Vi risparmio i dettagli, sottolineando solo alcuni fra i certificati più bizzarri, oltre alla solita modulistica varia e banali copie di documenti di identità, richiesti per la procedura di equipollenza (fonte ministeriale qui):

- copia autentica del titolo di studio estero tradotto e legalizzato, con allegata dichiarazione di valore;

Dove per "tradotto" si intende "tradotto in Italiano" da un traduttore ufficiale (a pagamento), o dall'ambasciata olandese in Italia, o dall'ambasciata italiana in Olanda. 
Facile, per uno che vive in Svizzera.

Ah, e dove "legalizzato" si intende, boh, credo sia un timbro,  ma in ogni caso bisogna farlo "prima che venga richiesto alla competente autorità diplomatica italiana di emettere, sul titolo stesso, la Dichiarazione di valore in loco".  
Mah.
Ma tranquilli, non si deve legalizzare, ma solo "apporre una postilla" (= semplicemente un altro tipo di timbro, ma si capisce solo alcuni paragrafi più tardi) in caso il paese rilasciante abbia firmato la mitica "Convenzione dell'Aia del 5 ottobre 1961". 
Ottimo, penso io. La convenzione dell'Aia, l'avrà firmata l'Olanda, no?
Almeno questa sì, l'ha firmata, ma non avendo firmato la Convenzione Europea di Bruxelles del 1965, tutta la procedura è comunque a pagamento.
Resto basita.
La dichiarazione di valore, invece, è "comodamente" rilasciata dall'ambasciata italiana in Olanda. Sempre facilissima da ottenere, per chi come me abita in un terzo paese.
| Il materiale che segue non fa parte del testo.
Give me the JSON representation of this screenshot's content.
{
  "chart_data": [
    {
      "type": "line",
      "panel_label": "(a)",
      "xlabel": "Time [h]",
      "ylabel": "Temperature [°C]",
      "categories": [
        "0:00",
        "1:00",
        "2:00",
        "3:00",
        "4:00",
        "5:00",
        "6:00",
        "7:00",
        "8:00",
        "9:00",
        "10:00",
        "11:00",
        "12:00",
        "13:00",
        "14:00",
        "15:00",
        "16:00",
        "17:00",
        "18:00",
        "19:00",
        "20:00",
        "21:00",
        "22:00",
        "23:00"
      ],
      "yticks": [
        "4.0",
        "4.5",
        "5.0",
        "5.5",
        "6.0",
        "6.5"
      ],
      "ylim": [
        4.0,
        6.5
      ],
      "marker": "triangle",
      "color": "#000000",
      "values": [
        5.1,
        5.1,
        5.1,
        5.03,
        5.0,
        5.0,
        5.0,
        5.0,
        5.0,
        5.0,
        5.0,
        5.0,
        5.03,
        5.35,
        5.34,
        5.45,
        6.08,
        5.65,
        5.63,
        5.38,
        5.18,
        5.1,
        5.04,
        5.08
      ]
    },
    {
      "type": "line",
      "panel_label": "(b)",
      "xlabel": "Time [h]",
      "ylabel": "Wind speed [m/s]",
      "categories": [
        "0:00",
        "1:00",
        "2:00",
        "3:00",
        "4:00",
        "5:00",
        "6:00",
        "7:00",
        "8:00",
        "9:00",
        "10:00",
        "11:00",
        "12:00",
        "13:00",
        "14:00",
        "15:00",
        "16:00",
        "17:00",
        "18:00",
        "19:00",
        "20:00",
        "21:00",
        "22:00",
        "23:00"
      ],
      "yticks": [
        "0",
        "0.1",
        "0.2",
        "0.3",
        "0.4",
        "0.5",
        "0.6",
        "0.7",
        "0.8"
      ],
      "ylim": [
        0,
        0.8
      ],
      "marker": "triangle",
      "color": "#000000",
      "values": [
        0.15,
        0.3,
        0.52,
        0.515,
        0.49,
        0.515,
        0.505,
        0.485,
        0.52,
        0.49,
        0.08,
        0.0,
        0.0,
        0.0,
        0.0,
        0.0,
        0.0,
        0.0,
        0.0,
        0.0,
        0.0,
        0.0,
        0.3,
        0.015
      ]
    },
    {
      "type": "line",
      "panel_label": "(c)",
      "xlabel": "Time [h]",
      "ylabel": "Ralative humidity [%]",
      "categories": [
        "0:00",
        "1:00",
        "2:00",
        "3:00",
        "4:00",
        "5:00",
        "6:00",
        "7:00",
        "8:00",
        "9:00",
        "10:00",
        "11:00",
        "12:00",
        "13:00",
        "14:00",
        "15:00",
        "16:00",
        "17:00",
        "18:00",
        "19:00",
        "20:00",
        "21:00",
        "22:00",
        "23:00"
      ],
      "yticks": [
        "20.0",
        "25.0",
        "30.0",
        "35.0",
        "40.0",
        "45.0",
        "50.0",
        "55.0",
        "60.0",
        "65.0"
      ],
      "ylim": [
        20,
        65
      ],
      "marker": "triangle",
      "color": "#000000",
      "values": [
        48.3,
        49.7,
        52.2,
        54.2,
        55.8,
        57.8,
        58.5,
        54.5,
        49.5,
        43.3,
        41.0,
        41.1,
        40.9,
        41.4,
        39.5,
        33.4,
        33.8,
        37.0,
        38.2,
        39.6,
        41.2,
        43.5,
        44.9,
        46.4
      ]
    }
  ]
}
- copia autentica tradotta e legalizzata, con allegata dichiarazione di valore, del piano degli studi compiuti, esami superati e relativa votazione; tale certificazione deve essere rilasciata dall'Università.

Mi fa piacere, ma non so se si sono accorti che non in tutti i paesi, anzi, nella stragrande maggioranza dei paesi, europei e non, durante il dottorato NON si fanno esami, NON si ha un piano di studi, ma si fa SOLO ricerca.
E a volte, udite udite, non c'è nemmeno un'Università di mezzo, ma solo un istituto di ricerca.
Idem come sopra, poi, per traduzioni e legalizzazioni. 

Ecco. 
Come potete ben immaginare, la domanda per quel posto non sono riuscita a farla, e, come me, immagino molti altri, che ormai vivono altrove, scappando di contratto in contratto da un paese all'altro.
Penso ai vantaggi dell'Europa, che almeno - almeno - avrebbe dovuto facilitare questo tipo di cose.
Penso al mio portafoglio grande e pesante, perché qui in Svizzera, fuori dall'Europa, devo portarmi in giro un vistoso permesso di soggiorno.
Ma l'equipollenza del mio dottorato non me l'ha chiesta nessuno, e si rivolgono a me come "dottoressa".

E allora oggi, purtroppo, preferisco la mia borsetta un po' più pesante all'equipollenza, nonostante il suo suono melodioso e un po' fiabesco.